Optimizing ArcSOC Availability and Utilization

2372
2
05-17-2023 10:29 AM
AaronLopez
Esri Contributor
11 2 2,372

ArcSOC Availability and Utilization

Optimizing the ArcSOC instance availability and utilization for your service is a good strategy for helping users obtain fast response times and lower wait times from their dynamic requests to your Site. It can also benefit server resource utilization like memory as the service is not running a lot of instances that it will never use.

But optimizing the minimum and maximum number of instances for your dedicated services is not a one-time job. Usage patterns of your services can change over time so the task of collecting this information is something that you will want and to revisit periodically as a GIS administrator.

Before diving into how to observe ArcSOC instance activity statistics, let’s review some of the key details of the two ArcSOC-based service types in ArcGIS Server and how they play into this discussion:

  • Dedicated
  • Shared

Note: Wait time is the duration the request spends in a “queue” on the server until an ArcSOC instance is available to start working on it.

Dedicated Instance Pool Services

Dedicated services (e.g., non-hosted and non-shared services) are a mainstay ArcGIS resource in deployments as many applications depend on the capabilities such as geoprocessing, Branch Version editing, and Utility Network workflows (all which require dedicated services).

While such services are very versatile and are a major pillar in ArcGIS because of the functionality they provide, as a GIS administrator you need to periodically examine, adjust, and configure the number of ArcSOC instances (minimum and maximum) to take full advantage of your available resources as your Site and users grow.

ArcGISServer_Manager_Dedicated_Instances1.png

To learn more about ArcSOC instances see: Understand service instances

Limitations of Shared Instance Pool Services

Shared service instances are great!

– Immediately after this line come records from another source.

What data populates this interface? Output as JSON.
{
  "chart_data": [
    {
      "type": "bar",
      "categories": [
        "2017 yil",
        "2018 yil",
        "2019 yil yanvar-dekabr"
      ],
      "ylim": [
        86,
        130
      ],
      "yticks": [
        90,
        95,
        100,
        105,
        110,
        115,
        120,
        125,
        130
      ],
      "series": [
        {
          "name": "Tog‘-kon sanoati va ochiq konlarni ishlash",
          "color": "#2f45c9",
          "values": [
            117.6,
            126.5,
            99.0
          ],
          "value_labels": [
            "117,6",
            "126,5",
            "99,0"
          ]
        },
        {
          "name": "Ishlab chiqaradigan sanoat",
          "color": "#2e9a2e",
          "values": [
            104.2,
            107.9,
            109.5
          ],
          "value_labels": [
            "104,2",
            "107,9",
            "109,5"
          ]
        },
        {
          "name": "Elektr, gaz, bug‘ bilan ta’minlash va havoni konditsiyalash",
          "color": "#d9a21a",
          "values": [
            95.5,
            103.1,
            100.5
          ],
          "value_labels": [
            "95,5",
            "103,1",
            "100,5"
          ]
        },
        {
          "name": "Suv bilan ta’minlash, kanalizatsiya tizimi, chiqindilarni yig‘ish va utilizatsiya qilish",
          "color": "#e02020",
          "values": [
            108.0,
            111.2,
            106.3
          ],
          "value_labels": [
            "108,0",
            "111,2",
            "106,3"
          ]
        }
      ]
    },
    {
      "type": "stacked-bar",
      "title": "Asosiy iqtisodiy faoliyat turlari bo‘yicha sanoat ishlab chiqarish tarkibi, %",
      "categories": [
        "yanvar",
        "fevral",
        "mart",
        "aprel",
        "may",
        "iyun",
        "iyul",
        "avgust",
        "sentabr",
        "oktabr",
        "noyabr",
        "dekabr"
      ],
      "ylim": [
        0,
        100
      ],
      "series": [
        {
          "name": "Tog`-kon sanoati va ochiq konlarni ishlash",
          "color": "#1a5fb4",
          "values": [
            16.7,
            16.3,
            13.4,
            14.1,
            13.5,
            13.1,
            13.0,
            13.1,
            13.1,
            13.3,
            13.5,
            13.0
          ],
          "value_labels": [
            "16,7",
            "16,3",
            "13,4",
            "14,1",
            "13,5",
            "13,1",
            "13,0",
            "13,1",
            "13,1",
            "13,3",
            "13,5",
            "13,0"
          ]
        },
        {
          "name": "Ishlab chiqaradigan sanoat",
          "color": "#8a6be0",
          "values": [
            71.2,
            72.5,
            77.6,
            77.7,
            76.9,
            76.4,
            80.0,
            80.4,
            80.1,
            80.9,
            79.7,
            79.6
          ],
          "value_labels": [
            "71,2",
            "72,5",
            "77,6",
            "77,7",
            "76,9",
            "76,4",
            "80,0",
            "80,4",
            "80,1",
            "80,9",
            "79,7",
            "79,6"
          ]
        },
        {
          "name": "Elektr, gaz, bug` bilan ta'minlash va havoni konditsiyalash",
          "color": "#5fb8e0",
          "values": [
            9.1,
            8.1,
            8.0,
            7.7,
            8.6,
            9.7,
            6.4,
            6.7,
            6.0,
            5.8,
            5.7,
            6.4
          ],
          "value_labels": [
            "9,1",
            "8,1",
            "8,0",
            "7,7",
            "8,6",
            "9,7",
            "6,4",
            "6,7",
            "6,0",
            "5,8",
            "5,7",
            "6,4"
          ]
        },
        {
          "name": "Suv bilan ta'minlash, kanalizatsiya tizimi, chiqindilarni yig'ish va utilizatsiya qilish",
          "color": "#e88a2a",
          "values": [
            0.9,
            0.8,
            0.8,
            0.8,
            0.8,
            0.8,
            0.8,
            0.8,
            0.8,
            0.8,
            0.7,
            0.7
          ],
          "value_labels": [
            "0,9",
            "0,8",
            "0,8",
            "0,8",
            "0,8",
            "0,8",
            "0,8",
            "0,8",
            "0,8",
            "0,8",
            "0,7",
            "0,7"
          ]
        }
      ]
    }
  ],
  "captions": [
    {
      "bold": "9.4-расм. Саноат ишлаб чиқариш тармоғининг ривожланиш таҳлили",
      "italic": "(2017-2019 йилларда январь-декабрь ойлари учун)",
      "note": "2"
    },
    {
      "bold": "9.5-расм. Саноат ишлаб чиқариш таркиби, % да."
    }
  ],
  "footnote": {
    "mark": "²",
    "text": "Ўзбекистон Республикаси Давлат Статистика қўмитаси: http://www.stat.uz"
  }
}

They are truly a game changer for helping admins manage the demand for many services with finite resources. However, their restrictions and requirements limit which service capabilities can be used with them.  Geoprocessing, Branch Version editing, and Utility Network, for example, are currently not supported through shared services (or through hosted Services). This leaves dedicated services as the only choice for such functionality.

Configured ArcSOC Instance Availability vs Instance Demand

For services that are very popular, critical and/or have the requirement of running under the dedicated service type, understanding the optimal instance setting is important for several reasons. If the maximum number of active instances is too high, memory is wasted (as well as cost). The over allocation of ArcSOC instances is an important but unique case as its impact would not show up in the analysis of just response times.

Alternatively, having the maximum too low can impact performance (in the form of higher response times and longer wait times) as users might be frequently waiting for an already busy ArcSOC instance to become free.

Of course, setting the instance minimum and maximum to different values has a trade-off too. For critical services where performance is paramount, having the user’s request wait while an instance needs to be started can be time consuming and will affect performance. So, for predictable performance on essential services, it is recommended to set the minimum and maximum number of instances to the same value.

As listed on Introduction to service instances:

Accordingly, it's important for ArcGIS Server administrators to monitor the number of instances their site is running, and to limit running instances when performance is inhibited by memory usage.

Configuring the service’s availability (through its instance minimums and maximums) and the impact of those settings from the user’s demand on the service is key to an optimally running Site. There is a mutual relationship between configuring the service’s availability (through the instance minimums and maximums) and the direct affect that has to requests coming in to a dedicated service. While finding the optimal setting is an ongoing task, there are some tools and resources to help administrators tackle the challenge.

ArcGIS Server Service Report

The ArcGIS Server Service Report (introduced in 10.1) is one of those lesser-known REST Admin API gems. This resource can help monitor a Site by providing a configurable summary of all the services in a folder. It is Generally a fast-performing request (depending on the number of services in the folder being requested).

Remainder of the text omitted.